Sunday, March 11, 2007

Sci-fi Meme

I was just reading the sci-fi meme over on Five Public Opinions. The idea is that you reproduce the list and bold what you've read. Here's my record:

The Lord of the Rings, J.R.R. Tolkien
The Foundation Trilogy, Isaac Asimov
Dune, Frank Herbert
Stranger in a Strange Land, Robert A. Heinlein
A Wizard of Earthsea, Ursula K. Le Guin
Neuromancer, William Gibson (I was unable to finish it)
Childhood's End, Arthur C. Clarke
Do Androids Dream of Electric Sheep?, Philip K. Dick
The Mists of Avalon, Marion Zimmer Bradley
Fahrenheit 451, Ray Bradbury
The Book of the New Sun, Gene Wolfe
A Canticle for Leibowitz, Walter M. Miller, Jr.
The Caves of Steel, Isaac Asimov (maybe)
Children of the Atom, Wilmar Shiras
Cities in Flight, James Blish (maybe)
The Colour of Magic, Terry Pratchett (? - his run together for me)
Dangerous Visions, edited by Harlan Ellison
Deathbird Stories, Harlan Ellison
The Demolished Man, Alfred Bester
Dhalgren, Samuel R. Delany (maybe)
Dragonflight, Anne McCaffrey
Ender's Game, Orson Scott Card
The First Chronicles of Thomas Covenant the Unbeliever, Stephen R. Donaldson
The Forever War, Joe Haldeman
Gateway, Frederik Pohl (maybe)
Harry Potter and the Philosopher's Stone, J.K. Rowling
The Hitchhiker's Guide to the Galaxy, Douglas Adams
I Am Legend, Richard Matheson
Interview with the Vampire, Anne Rice
The Left Hand of Darkness, Ursula K. Le Guin
Little, Big, John Crowley
Lord of Light, Roger Zelazny
The Man in the High Castle, Philip K. Dick (probably)
Mission of Gravity, Hal Clement
More Than Human, Theodore Sturgeon
The Rediscovery of Man, Cordwainer Smith
On the Beach, Nevil Shute
Rendezvous with Rama, Arthur C. Clarke
Ringworld, Larry Niven
Rogue Moon, Algis Budrys
The Silmarillion, J.R.R. Tolkien
Slaughterhouse-5, Kurt Vonnegut
Snow Crash, Neal Stephenson
Stand on Zanzibar, John Brunner
The Stars My Destination, Alfred Bester
Starship Troopers, Robert A. Heinlein
Stormbringer, Michael Moorcock (maybe)
The Sword of Shannara, Terry Brooks (maybe)
Timescape, Gregory Benford
To Your Scattered Bodies Go, Philip Jose Farmer

But this list is missing too many important writers to be of much interest to me.
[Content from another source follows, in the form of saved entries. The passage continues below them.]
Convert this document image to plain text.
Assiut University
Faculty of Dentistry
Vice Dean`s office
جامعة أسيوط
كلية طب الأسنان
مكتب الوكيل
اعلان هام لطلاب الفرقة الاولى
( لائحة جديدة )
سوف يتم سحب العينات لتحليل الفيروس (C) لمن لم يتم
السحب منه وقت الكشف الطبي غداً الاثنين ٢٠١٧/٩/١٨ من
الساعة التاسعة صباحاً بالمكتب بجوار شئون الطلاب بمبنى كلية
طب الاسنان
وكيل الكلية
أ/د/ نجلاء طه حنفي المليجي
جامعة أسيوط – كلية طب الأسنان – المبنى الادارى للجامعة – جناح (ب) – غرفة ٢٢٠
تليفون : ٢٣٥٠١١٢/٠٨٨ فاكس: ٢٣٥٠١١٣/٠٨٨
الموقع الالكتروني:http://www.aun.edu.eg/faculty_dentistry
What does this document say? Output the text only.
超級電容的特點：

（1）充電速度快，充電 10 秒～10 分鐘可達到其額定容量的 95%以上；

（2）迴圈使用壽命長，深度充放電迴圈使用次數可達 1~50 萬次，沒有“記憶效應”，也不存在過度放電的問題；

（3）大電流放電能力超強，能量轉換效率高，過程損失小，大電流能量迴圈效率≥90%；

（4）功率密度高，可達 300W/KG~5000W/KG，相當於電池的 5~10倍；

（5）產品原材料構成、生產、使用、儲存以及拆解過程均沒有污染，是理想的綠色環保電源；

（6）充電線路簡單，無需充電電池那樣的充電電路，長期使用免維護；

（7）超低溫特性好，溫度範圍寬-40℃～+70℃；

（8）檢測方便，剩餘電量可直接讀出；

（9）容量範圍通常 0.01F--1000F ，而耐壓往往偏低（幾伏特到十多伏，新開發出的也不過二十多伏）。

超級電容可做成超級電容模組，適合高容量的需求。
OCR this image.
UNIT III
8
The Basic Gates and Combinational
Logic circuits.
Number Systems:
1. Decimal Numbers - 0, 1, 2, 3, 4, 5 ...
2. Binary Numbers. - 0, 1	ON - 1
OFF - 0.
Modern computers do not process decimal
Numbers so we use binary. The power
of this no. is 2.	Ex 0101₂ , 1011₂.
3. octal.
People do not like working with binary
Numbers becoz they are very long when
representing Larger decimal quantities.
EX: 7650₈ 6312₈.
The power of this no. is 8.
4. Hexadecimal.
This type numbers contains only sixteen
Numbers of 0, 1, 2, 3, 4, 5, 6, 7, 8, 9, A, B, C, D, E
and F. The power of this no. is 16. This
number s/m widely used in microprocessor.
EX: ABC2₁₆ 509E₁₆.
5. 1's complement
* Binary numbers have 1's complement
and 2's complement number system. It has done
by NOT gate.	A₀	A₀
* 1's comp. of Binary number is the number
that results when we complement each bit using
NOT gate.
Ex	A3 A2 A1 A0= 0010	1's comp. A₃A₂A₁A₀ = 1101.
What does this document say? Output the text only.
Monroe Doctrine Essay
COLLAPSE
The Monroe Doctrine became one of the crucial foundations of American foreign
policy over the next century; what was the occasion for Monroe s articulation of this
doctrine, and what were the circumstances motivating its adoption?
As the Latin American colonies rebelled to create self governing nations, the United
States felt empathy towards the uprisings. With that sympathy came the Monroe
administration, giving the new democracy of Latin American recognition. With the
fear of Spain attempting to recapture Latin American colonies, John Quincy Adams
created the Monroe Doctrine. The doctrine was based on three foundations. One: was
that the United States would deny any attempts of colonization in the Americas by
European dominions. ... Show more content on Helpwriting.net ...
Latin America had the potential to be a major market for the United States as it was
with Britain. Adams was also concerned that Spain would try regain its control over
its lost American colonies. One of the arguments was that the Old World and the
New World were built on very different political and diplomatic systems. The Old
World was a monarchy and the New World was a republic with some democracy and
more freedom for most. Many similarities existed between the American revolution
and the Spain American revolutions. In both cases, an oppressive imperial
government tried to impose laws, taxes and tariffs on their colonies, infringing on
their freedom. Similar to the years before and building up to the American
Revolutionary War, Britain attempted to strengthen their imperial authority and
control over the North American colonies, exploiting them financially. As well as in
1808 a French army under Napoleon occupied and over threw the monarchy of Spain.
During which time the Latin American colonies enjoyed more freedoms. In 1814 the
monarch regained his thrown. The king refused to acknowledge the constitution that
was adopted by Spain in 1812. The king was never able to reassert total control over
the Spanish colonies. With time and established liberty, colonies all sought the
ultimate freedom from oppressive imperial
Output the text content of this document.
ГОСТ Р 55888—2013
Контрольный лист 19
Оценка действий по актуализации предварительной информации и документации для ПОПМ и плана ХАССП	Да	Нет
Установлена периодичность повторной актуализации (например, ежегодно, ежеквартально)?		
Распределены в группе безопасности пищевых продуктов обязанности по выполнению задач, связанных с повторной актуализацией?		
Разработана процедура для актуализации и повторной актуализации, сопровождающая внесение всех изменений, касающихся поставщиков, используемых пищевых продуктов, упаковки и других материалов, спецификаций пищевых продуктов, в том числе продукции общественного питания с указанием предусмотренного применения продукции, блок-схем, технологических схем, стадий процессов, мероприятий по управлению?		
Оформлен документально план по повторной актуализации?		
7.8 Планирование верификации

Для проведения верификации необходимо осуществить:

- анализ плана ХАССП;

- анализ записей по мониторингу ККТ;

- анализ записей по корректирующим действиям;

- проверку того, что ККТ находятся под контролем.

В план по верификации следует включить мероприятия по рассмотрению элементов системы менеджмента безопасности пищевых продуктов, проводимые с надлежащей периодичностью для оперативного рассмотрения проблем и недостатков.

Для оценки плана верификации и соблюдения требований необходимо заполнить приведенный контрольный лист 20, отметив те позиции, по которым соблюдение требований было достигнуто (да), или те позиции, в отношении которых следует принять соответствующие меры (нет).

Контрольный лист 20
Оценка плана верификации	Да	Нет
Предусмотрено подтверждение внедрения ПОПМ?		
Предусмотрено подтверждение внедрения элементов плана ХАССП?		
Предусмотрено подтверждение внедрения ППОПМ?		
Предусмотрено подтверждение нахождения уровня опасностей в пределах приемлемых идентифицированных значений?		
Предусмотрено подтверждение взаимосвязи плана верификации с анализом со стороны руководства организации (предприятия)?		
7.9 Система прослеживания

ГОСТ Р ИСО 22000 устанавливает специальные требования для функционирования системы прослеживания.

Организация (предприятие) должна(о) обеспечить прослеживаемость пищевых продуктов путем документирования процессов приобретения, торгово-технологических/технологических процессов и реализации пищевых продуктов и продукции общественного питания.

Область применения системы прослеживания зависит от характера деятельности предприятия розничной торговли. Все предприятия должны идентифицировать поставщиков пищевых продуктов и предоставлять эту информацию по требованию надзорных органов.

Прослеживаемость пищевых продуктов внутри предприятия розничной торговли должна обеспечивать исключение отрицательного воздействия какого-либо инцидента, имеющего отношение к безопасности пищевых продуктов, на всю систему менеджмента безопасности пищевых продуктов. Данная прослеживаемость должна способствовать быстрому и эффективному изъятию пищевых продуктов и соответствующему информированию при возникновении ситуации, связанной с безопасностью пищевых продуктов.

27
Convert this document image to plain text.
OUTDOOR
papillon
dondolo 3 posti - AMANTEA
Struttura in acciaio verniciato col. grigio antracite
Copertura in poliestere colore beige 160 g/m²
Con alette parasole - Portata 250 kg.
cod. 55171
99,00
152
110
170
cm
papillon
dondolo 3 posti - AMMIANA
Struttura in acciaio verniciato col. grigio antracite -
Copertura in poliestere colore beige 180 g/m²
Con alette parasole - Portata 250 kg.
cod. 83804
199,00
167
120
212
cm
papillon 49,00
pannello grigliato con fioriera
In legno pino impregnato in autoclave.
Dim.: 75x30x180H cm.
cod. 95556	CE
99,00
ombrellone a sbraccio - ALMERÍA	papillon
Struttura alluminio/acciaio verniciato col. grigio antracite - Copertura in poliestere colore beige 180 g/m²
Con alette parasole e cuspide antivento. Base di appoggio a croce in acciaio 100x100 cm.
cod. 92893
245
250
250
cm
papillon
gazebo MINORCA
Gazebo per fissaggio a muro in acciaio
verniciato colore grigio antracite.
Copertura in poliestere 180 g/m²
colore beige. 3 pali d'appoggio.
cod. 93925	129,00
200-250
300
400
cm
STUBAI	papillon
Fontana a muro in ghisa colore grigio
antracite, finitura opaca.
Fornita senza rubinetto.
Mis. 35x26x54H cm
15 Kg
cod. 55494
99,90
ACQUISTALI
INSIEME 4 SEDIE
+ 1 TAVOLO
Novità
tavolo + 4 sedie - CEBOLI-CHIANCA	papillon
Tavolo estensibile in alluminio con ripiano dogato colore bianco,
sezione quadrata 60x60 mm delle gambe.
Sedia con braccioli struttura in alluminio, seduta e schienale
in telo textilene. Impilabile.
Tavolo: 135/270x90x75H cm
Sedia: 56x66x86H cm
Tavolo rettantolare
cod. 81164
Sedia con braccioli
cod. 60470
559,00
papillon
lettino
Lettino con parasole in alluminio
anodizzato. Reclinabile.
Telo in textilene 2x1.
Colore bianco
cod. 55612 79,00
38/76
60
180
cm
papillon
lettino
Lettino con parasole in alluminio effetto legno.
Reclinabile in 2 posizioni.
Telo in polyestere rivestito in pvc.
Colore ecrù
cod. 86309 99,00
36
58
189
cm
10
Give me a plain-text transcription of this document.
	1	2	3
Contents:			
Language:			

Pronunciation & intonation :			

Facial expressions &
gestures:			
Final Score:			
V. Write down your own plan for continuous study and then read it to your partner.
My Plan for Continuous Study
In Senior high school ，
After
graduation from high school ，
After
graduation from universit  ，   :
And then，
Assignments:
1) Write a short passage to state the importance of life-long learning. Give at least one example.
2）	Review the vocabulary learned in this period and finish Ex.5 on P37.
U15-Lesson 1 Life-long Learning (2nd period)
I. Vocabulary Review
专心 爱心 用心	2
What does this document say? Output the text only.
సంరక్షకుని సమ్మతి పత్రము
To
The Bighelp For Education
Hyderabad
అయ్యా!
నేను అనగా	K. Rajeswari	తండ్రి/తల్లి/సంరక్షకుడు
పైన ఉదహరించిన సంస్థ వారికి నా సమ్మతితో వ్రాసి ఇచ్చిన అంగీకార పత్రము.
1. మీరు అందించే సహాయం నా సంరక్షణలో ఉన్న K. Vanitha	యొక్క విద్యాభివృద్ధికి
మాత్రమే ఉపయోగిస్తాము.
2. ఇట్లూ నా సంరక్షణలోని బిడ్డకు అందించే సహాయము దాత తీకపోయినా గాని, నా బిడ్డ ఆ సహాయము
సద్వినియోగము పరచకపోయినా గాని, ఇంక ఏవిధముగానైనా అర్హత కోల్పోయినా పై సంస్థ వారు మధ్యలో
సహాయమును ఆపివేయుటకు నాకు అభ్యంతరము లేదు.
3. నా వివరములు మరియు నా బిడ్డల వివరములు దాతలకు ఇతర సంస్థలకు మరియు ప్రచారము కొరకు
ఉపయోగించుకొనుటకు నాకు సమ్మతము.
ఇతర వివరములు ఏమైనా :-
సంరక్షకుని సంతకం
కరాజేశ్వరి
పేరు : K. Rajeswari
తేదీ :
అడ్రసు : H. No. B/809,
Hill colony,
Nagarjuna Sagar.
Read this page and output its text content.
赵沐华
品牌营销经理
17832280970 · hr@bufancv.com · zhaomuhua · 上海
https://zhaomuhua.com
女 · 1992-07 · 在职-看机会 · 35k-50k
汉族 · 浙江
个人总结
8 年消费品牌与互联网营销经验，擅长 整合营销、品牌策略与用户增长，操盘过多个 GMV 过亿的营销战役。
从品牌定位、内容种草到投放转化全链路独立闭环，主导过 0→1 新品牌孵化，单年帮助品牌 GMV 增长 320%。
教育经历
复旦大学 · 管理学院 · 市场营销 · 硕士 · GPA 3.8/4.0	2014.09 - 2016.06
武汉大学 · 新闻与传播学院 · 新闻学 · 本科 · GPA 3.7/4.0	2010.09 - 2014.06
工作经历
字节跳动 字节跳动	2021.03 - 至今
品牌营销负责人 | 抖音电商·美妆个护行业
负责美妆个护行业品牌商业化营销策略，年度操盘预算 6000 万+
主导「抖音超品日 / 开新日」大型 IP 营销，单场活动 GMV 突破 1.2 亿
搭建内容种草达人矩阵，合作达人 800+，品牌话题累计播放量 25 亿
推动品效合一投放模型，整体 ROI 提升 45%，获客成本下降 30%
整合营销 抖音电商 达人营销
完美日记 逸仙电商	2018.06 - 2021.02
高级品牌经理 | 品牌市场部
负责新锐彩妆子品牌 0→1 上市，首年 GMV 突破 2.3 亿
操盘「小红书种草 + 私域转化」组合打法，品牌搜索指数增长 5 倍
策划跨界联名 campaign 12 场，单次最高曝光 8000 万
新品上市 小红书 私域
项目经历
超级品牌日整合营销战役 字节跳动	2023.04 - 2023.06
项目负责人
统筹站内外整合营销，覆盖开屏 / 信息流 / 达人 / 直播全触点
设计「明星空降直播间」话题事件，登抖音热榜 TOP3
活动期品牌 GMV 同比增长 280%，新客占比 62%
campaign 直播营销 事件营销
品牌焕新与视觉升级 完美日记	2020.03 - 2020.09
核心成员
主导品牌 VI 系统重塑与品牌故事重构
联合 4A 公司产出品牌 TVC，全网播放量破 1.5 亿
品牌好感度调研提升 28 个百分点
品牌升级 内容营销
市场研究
It also aims too much at the best-sellers (c'mon - Anne Rice? - although I'm pleased to see Theodore Sturgeon in the list). Off the top of my head, to have any credibility it must include:

James P Blaylock
Steven Brust
Emma Bull
Tim Powers
Kate Wilhelm
Connie Willis
John Wyndham

3 comments:

Arthur_Vandelay said...

You put me to shame with the amount of SF you've read!

I remember reading Wyndham's The Chrysalids in Year 8 or 9. The Chrysalids tends to resonate in the minds of Australian readers, because it must be the only work of fiction where New Zealand is represented as the pinnacle of civilisation. :)

Yappa said...

I'm almost afraid to reread Wyndham because I thought he was so great when I was a teenager... will he be as good now? I particularly liked The Kraken Wakes (but his publisher changed all his titles). When I was a teenager I thought Heinlein was the best, and when I reread him later...eeyuck.

tom s. said...

I think you're OK with Wyndham. Some stuff (Triffids) is a little hokey '50s in parts, and don't look for egalitarian sex roles, but (from a few years ago) Chrysalids stands up pretty well, and Midwich Cuckoos too.